Blogging. Writing. Two things that I love to do, but suddenly I find myself wordless, without focus. Adrift on a blank page with no witty terms or phrases to build the bridge from one side of the page across to the other. A wonderful friend of mine said that I just need to recharge my muse, but I am afraid that they have taken a cruise around the globe, on a very slow boat.
Not only am I muted in my thoughts, but I have entered the crazy, exhausting, mindless last grading period of the year; the time when the kids have already checked out for summer vacation. (Okay, to be completely honest, so have many of the teachers.) It is in this exhausting, brainless time that I realize my body is so physically exhausted that it is virtually indescribable.
I suspect that one way to get my muse’s butt off her slow boat, and reverse some of my body’s exhaustion, is to start getting my rear back into the gym for regular workouts, even if it is a minimal 30 minutes for a day; some physical activity (verses what I have been doing recently, i.e. nothing) is better than the none.

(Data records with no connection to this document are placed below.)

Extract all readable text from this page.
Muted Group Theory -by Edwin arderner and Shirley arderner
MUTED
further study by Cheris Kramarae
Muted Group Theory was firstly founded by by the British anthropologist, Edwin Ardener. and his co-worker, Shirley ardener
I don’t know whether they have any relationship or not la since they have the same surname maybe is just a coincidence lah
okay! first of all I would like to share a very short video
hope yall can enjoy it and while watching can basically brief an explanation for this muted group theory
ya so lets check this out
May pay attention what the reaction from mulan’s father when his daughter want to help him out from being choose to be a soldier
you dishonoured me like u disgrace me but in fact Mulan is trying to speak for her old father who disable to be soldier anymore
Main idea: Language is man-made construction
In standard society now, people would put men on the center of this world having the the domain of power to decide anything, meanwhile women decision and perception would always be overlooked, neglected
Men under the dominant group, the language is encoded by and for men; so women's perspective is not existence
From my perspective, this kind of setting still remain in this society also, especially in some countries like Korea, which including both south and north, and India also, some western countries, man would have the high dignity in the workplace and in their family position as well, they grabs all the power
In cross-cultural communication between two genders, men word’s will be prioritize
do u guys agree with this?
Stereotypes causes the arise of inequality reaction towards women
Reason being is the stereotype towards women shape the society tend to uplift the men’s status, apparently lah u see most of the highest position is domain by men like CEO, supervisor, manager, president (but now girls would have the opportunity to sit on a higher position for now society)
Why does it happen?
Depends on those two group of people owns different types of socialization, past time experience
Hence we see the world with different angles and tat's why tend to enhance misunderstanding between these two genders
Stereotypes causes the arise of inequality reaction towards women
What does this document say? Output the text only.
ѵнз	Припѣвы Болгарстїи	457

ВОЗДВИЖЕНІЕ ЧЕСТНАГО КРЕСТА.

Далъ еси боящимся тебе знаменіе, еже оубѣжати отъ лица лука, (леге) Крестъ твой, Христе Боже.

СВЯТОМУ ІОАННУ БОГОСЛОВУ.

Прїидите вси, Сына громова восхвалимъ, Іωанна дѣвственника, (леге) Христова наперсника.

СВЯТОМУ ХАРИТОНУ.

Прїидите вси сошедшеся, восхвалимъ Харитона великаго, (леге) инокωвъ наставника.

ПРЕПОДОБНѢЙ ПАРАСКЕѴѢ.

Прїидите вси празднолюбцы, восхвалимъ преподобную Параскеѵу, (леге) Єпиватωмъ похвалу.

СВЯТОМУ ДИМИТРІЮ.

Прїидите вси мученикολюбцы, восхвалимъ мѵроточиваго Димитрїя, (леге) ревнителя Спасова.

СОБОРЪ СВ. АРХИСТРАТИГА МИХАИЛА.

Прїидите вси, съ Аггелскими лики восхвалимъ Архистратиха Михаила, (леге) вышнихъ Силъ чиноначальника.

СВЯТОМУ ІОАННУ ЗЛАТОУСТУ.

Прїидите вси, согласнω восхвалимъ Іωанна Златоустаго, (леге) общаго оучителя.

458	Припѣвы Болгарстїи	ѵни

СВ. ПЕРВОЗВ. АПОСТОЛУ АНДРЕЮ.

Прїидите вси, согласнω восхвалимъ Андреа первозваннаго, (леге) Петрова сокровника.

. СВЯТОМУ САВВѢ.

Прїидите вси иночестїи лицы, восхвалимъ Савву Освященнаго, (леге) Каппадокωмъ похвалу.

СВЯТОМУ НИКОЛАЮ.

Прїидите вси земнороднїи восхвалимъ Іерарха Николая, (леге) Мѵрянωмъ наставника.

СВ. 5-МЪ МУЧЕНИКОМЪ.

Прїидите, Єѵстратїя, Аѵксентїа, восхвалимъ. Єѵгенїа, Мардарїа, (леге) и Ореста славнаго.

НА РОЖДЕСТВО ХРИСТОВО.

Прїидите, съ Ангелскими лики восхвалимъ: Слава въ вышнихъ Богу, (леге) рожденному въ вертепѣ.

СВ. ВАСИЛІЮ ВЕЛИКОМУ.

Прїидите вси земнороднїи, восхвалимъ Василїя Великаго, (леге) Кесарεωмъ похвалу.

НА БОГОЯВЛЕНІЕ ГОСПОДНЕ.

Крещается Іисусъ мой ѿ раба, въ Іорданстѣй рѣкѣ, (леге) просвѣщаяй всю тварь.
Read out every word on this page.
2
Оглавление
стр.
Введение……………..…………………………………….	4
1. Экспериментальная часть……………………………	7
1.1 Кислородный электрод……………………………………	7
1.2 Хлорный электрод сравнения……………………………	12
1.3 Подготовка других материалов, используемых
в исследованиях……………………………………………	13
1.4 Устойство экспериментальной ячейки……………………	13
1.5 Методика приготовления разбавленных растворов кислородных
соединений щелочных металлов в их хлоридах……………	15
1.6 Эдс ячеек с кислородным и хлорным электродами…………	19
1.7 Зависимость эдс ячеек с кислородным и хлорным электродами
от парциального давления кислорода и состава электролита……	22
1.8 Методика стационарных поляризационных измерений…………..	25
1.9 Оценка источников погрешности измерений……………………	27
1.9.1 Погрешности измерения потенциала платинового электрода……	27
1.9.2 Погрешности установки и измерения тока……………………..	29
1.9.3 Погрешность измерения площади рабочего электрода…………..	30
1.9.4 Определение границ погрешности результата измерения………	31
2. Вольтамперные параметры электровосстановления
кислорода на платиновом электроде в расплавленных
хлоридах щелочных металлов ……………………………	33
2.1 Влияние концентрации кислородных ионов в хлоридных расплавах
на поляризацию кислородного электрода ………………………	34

It is hard, though, to admit my failure here. Publicly. I set out a year ago with a goal in mind, and went full out, balls to the wall, towards it, and burned myself out. I let the holidays take control of my discipline, then a family tragedy, followed by turning in my resignation at work, more or less took care of the rest.
Maybe I have that wrong? I should not look at it as failures. My life went completely 180* off course in just a few short months, and this has caused my body to fall out of sync. I will continue to try and find my words while I try to find myself in the process. I guess we will see if I can find myself again, together.